光夏 …side足立

夏の陽射しを受け、水雫を光らせた七瀬は、暑さを冷ます為なのか、水場で蛇口から噴き出す水を頭から浴びていた。


どうやらタオルを持っていない様子に、オレは手の中のタオルをギュッと握り絞めた。


渡してもいいのだろうか…不審に思われたりしないだろうか…

話したのは、先日の教室での数言のみ…

しかも、いきなり話しかけ、立ち去ったから、変な奴だと思われているだろう。


タオルを渡す事への躊躇より、彼から滴る雫を受け止めたい衝動が勝ったオレは、タオルを目の前に差し出した。


受け取って貰えなかったらどうしよう…という懸念は、すぐに一蹴される。

彼は笑顔で受け取ってくれ、オレは心底ホッとした。


オレの渡したタオルで顔を拭く彼が、何故だか落ち込んでいるように見えた。

何か話さなくては…と焦ったオレの脳裏に浮かんだのは、中学の頃の自分。

陸上部だったから…

その頃に経験し、自分自身が悩んでいた事。


それを言ったからといって、彼の表情を明るく出来るなんて事は無いのに…そもそも落ち込んでるかどうかすら、分からないのに…と思ったけれど、口は勝手に動いた。


オレの言葉を受け、図星とばかりに口を尖らせる七瀬を…

可愛いく思う自分を叱り付け、更に言葉を続けた。


「七瀬はさ…走るの好きだろ?」

オレの問いに「走る好きだった…」と過去形で答える七瀬のしんどさを思うと、もっと、自由に好きな走りをしたら良いんだと伝えたくて、言葉を絞り出した。

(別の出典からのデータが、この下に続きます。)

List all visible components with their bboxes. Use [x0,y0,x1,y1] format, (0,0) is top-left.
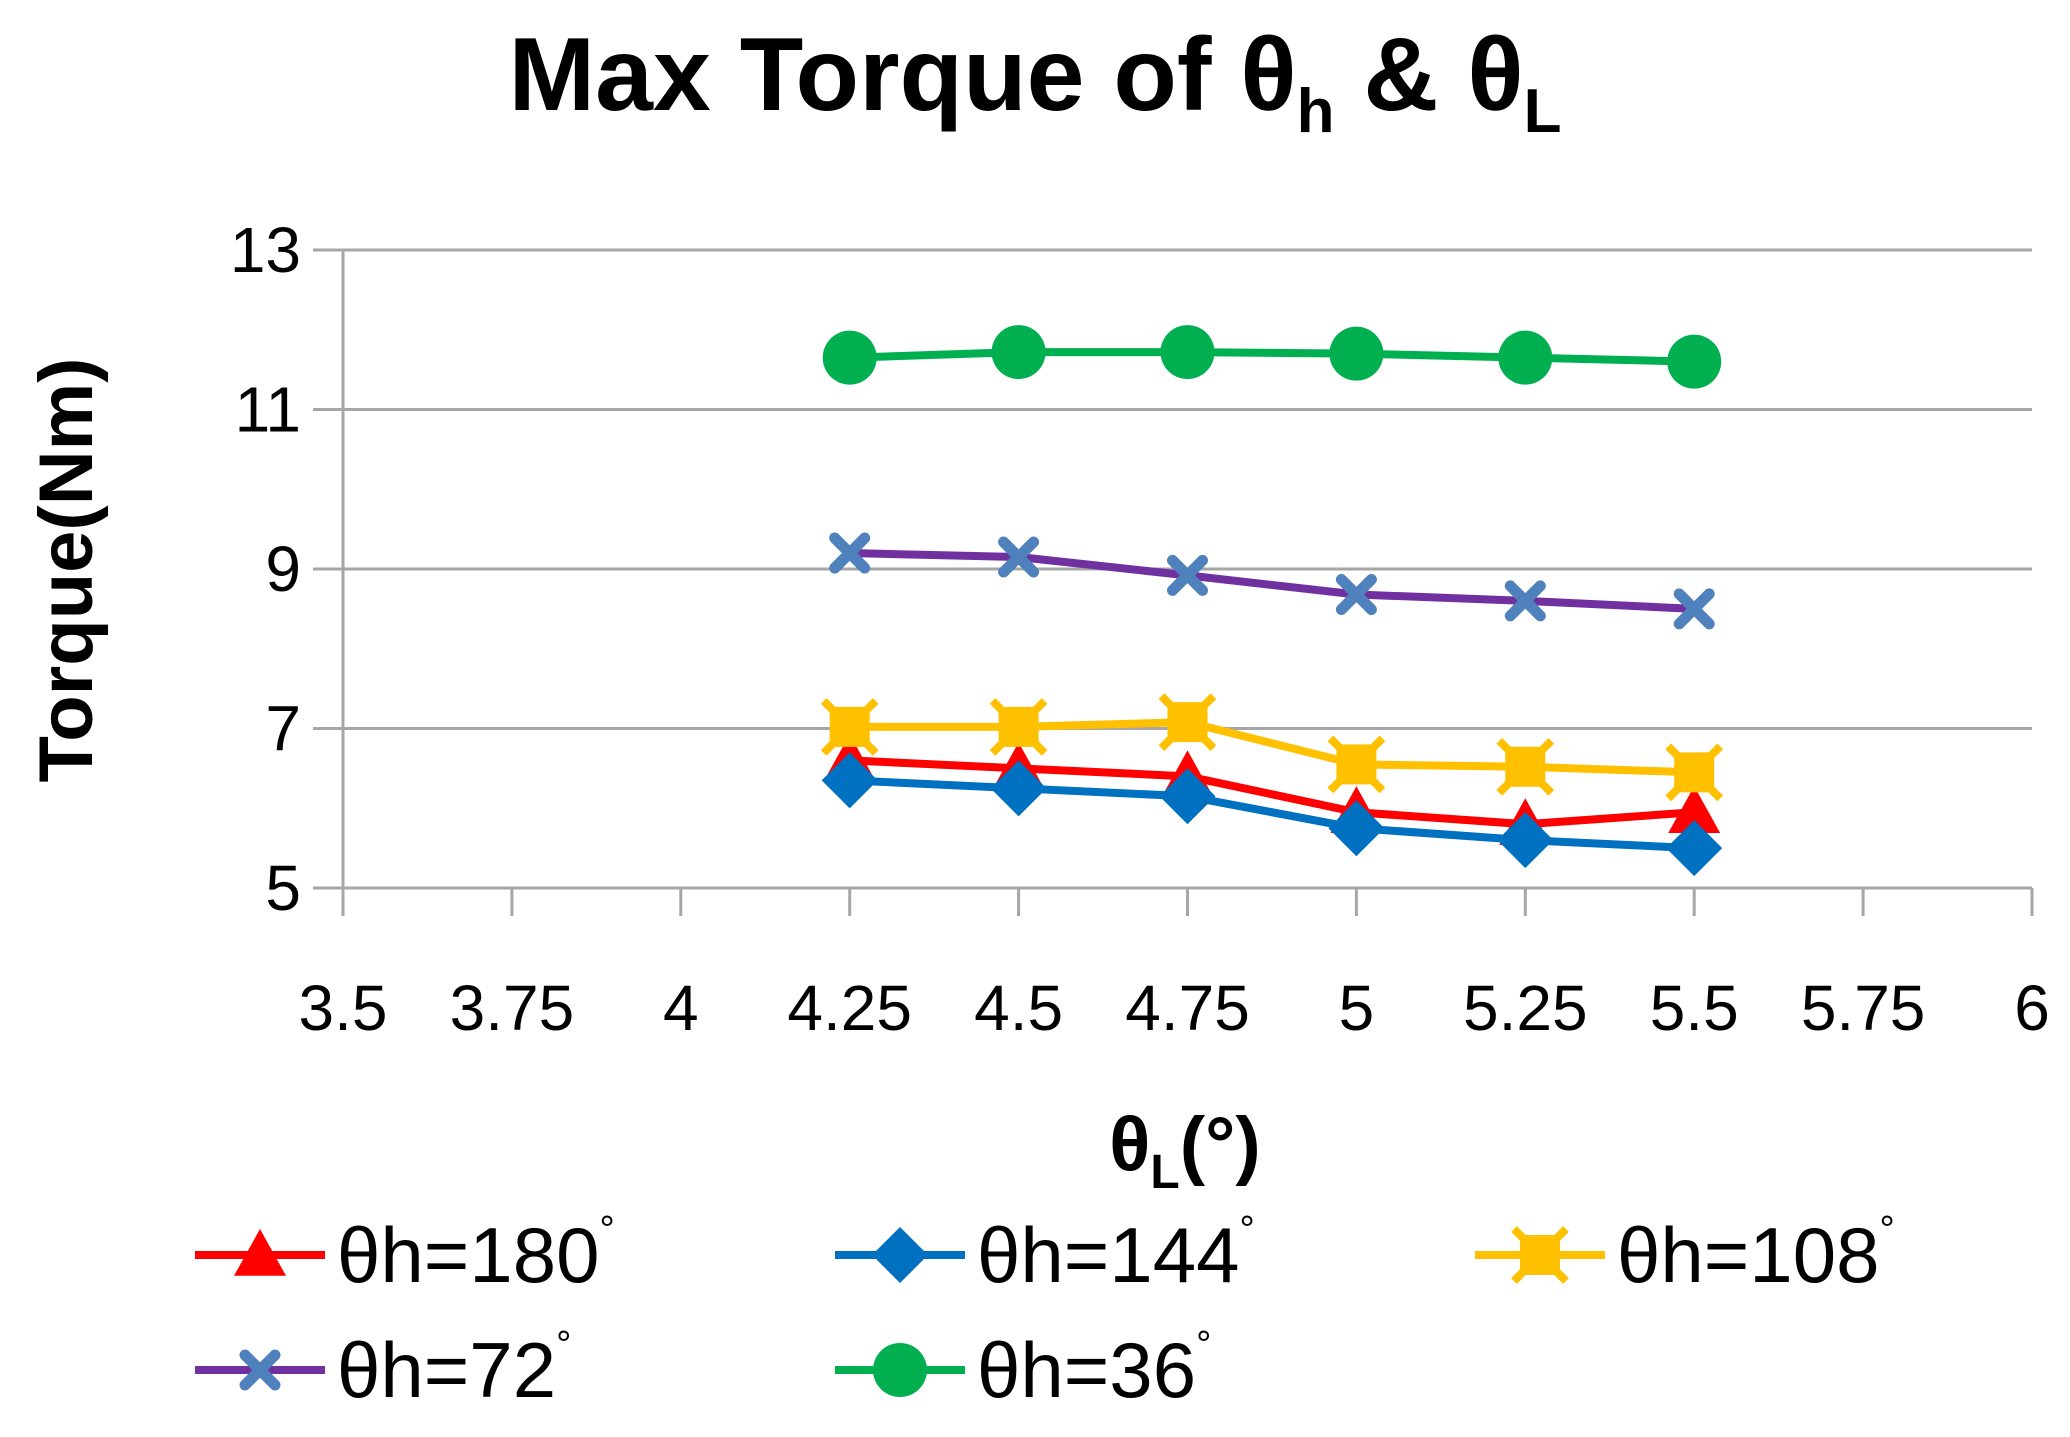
data-point [822,330,877,385]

必死だったから、なんて語りかけているのか、言葉を反芻する余裕も無く、ただ、彼を励ましたい一心で。

言い切った後、七瀬を見ると…少し柔らかな表情になっていて、急激に照れ臭くなったオレは、またしても、走って逃げた。

この間の教室と同じ逃げ方に、完全に痛いヤツ認定されたんじゃないかと心配になったけど、振り返る勇気は無かった。



次の日の部活、体育館でのチーム戦形式の練習。

体育館に響く女子の声、いつものように騒ぐギャラリーをわずらわしく思っていた。


ドリブルの後、仲間にパスを送ろうと目線が動いた時、オレの視界には七瀬の姿が飛び込んできた。

見てる?

誰を?なんで?

ハテナマークの浮かぶオレは、まんまとシュートをミスった。


そんな姿なんて見られるのは、かっこ悪くて、気持ちをオンにする。

練習なのに...だ。ここぞとばかりに全力でシュートを決める。

好きな人が見てるからって頑張るなんて、とっかのテンプレなドラマみたいで、それこそクソかっこ悪いな…と思ったけど。

自分の単純さを苦く思いながらも、動く身体は止まらない。


しばらく集中していたら、もう七瀬の姿は消えていて…心底ガッカリする自分を見つけた。


友達でも見に来たのかな…って思ったところでハッと気付く、七瀬はタオルを持ってたような…

オレのタオルを返しに来たのかもしれないけど、声は掛けて来なかったし…


それでも、もしかしたら、オレの姿を目に入れて貰えたかもしれないという高揚感は、しばらく抜けなかった。